- Pelo que vejo... o carro tem muitos problemas. É de admirar como ele ainda conseguia andar!
- Também pasmo perante este insondável mistério, Senhor. Carregando problemas, ainda anda, veja bem! Mas deixe-me que lhe diga: é uma vetusta máquina à minha medida.
- Não vou conseguir arranjá-lo hoje...
- Compreendo. A noite já nos cai em cima, e se ele apresenta assim tantas queixas... Olhe, fique com ele.
- Como?
- Assim, como está. Dê-lhe o destino que mais lhe aprouver; eu, não o quero.
- Mas...
- O Senhor abriu-me os olhos. Que faço com um amontoado de problemas em lata enferrujada? Descasque a chapa, arranque o motor, extraia peça por peça todas as velharias que ele ainda conserva dentro do prazo e faça um dinheirinho para si.
- Mas o carro é seu, o lucro também deve ser para si!
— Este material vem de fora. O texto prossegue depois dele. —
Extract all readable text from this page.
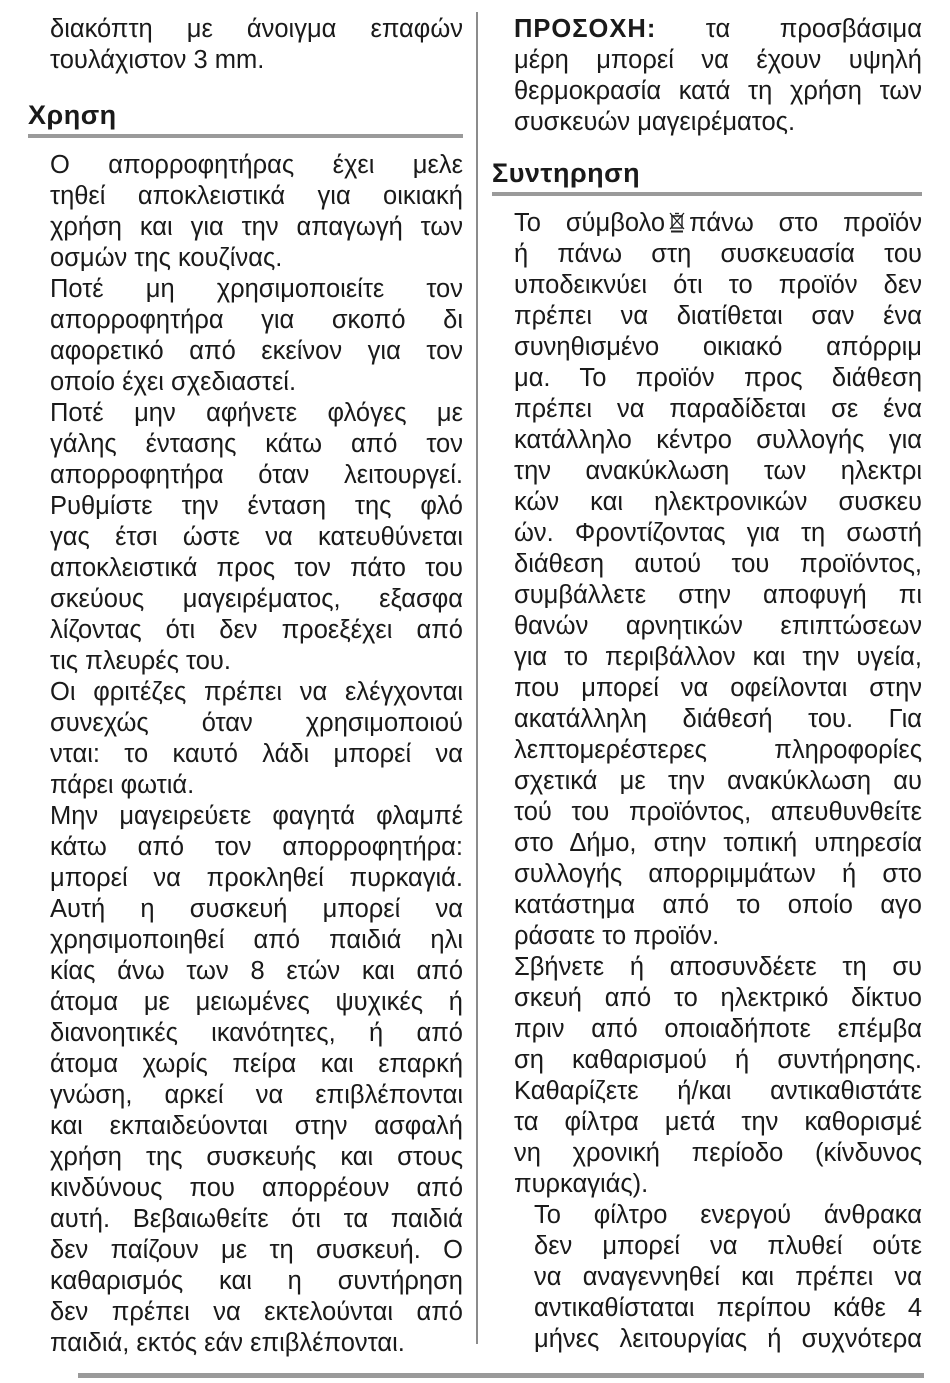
διακόπτη με άνοιγμα επαφών
τουλάχιστον 3 mm.
Χρηση
Ο απορροφητήρας έχει μελε
τηθεί αποκλειστικά για οικιακή
χρήση και για την απαγωγή των
οσμών της κουζίνας.
Ποτέ μη χρησιμοποιείτε τον
απορροφητήρα για σκοπό δι
αφορετικό από εκείνον για τον
οποίο έχει σχεδιαστεί.
Ποτέ μην αφήνετε φλόγες με
γάλης έντασης κάτω από τον
απορροφητήρα όταν λειτουργεί.
Ρυθμίστε την ένταση της φλό
γας έτσι ώστε να κατευθύνεται
αποκλειστικά προς τον πάτο του
σκεύους μαγειρέματος, εξασφα
λίζοντας ότι δεν προεξέχει από
τις πλευρές του.
Οι φριτέζες πρέπει να ελέγχονται
συνεχώς όταν χρησιμοποιού
νται: το καυτό λάδι μπορεί να
πάρει φωτιά.
Μην μαγειρεύετε φαγητά φλαμπέ
κάτω από τον απορροφητήρα:
μπορεί να προκληθεί πυρκαγιά.
Αυτή η συσκευή μπορεί να
χρησιμοποιηθεί από παιδιά ηλι
κίας άνω των 8 ετών και από
άτομα με μειωμένες ψυχικές ή
διανοητικές ικανότητες, ή από
άτομα χωρίς πείρα και επαρκή
γνώση, αρκεί να επιβλέπονται
και εκπαιδεύονται στην ασφαλή
χρήση της συσκευής και στους
κινδύνους που απορρέουν από
αυτή. Βεβαιωθείτε ότι τα παιδιά
δεν παίζουν με τη συσκευή. Ο
καθαρισμός και η συντήρηση
δεν πρέπει να εκτελούνται από
παιδιά, εκτός εάν επιβλέπονται.
ΠΡΟΣΟΧΗ: τα προσβάσιμα
μέρη μπορεί να έχουν υψηλή
θερμοκρασία κατά τη χρήση των
συσκευών μαγειρέματος.
Συντηρηση
Το σύμβολο πάνω στο προϊόν
ή πάνω στη συσκευασία του
υποδεικνύει ότι το προϊόν δεν
πρέπει να διατίθεται σαν ένα
συνηθισμένο οικιακό απόρριμ
μα. Το προϊόν προς διάθεση
πρέπει να παραδίδεται σε ένα
κατάλληλο κέντρο συλλογής για
την ανακύκλωση των ηλεκτρι
κών και ηλεκτρονικών συσκευ
ών. Φροντίζοντας για τη σωστή
διάθεση αυτού του προϊόντος,
συμβάλλετε στην αποφυγή πι
θανών αρνητικών επιπτώσεων
για το περιβάλλον και την υγεία,
που μπορεί να οφείλονται στην
ακατάλληλη διάθεσή του. Για
λεπτομερέστερες πληροφορίες
σχετικά με την ανακύκλωση αυ
τού του προϊόντος, απευθυνθείτε
στο Δήμο, στην τοπική υπηρεσία
συλλογής απορριμμάτων ή στο
κατάστημα από το οποίο αγο
ράσατε το προϊόν.
Σβήνετε ή αποσυνδέετε τη συ
σκευή από το ηλεκτρικό δίκτυο
πριν από οποιαδήποτε επέμβα
ση καθαρισμού ή συντήρησης.
Καθαρίζετε ή/και αντικαθιστάτε
τα φίλτρα μετά την καθορισμέ
νη χρονική περίοδο (κίνδυνος
πυρκαγιάς).
Το φίλτρο ενεργού άνθρακα
δεν μπορεί να πλυθεί ούτε
να αναγεννηθεί και πρέπει να
αντικαθίσταται περίπου κάθε 4
μήνες λειτουργίας ή συχνότερα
- Dou-lhe o lucro. Não quero nada dessa sucata!
- Mas...
- Hoje ofereço eu; amanhã, se a indigência chegar antes da fortuna, talvez lhe peça uma maçã.
- Não posso...
- Não pode recusar! É um acto de bondade, vindo de um estranho, é certo, mas em hora de dar. Guarde o orgulho ou as sumárias convenções de Justiça e agarre-se a uma insignificante oferenda que, nos dias que vão correndo, ou os meus olhos me enganam, ou é coisa rara de se avistar.
- Se é isso que quer!...
- É isso mesmo.
- E o senhor, como vai?
- Pacifique a sua consciência e não carregue o semblante com a máscara da preocupação. Vou a pé, de olhos postos na Polar, a apanhar com os rigores do Inverno pelas trombas. Para alguns, meu senhor, a vida roda num casino: se tiver sorte, apanho boleia de uma ricalhaça formosa; enroscamo-nos num hotel de muitas estrelas; ela fuma; eu fumo e bebo borbulhas caras; ela deixa um cheque chorudo no leito suado; eu agarro no dinheiro e compro uma ilha no Pacífico, onde irei acabar os dias a brincar com tubarões. Se tiver azar, levanta-se uma tempestade dos diabos; cai-me um raio em cima; fico em cinzas; passa um cão vadio e mija em cima do meu pó, sem que se suspeite que alguma vez tenha existido. Se tudo isto girar como tem girado, que é o mais certo, assim num género de empate, sem ganhar nem perder, sem muita sorte, sem muito azar; ando, ando, converso com os botões, ando e ando, até o nariz farejar a casota. E quando ele me avisar que nela estou, dou umas voltas até deitar os ossos nas palhinhas.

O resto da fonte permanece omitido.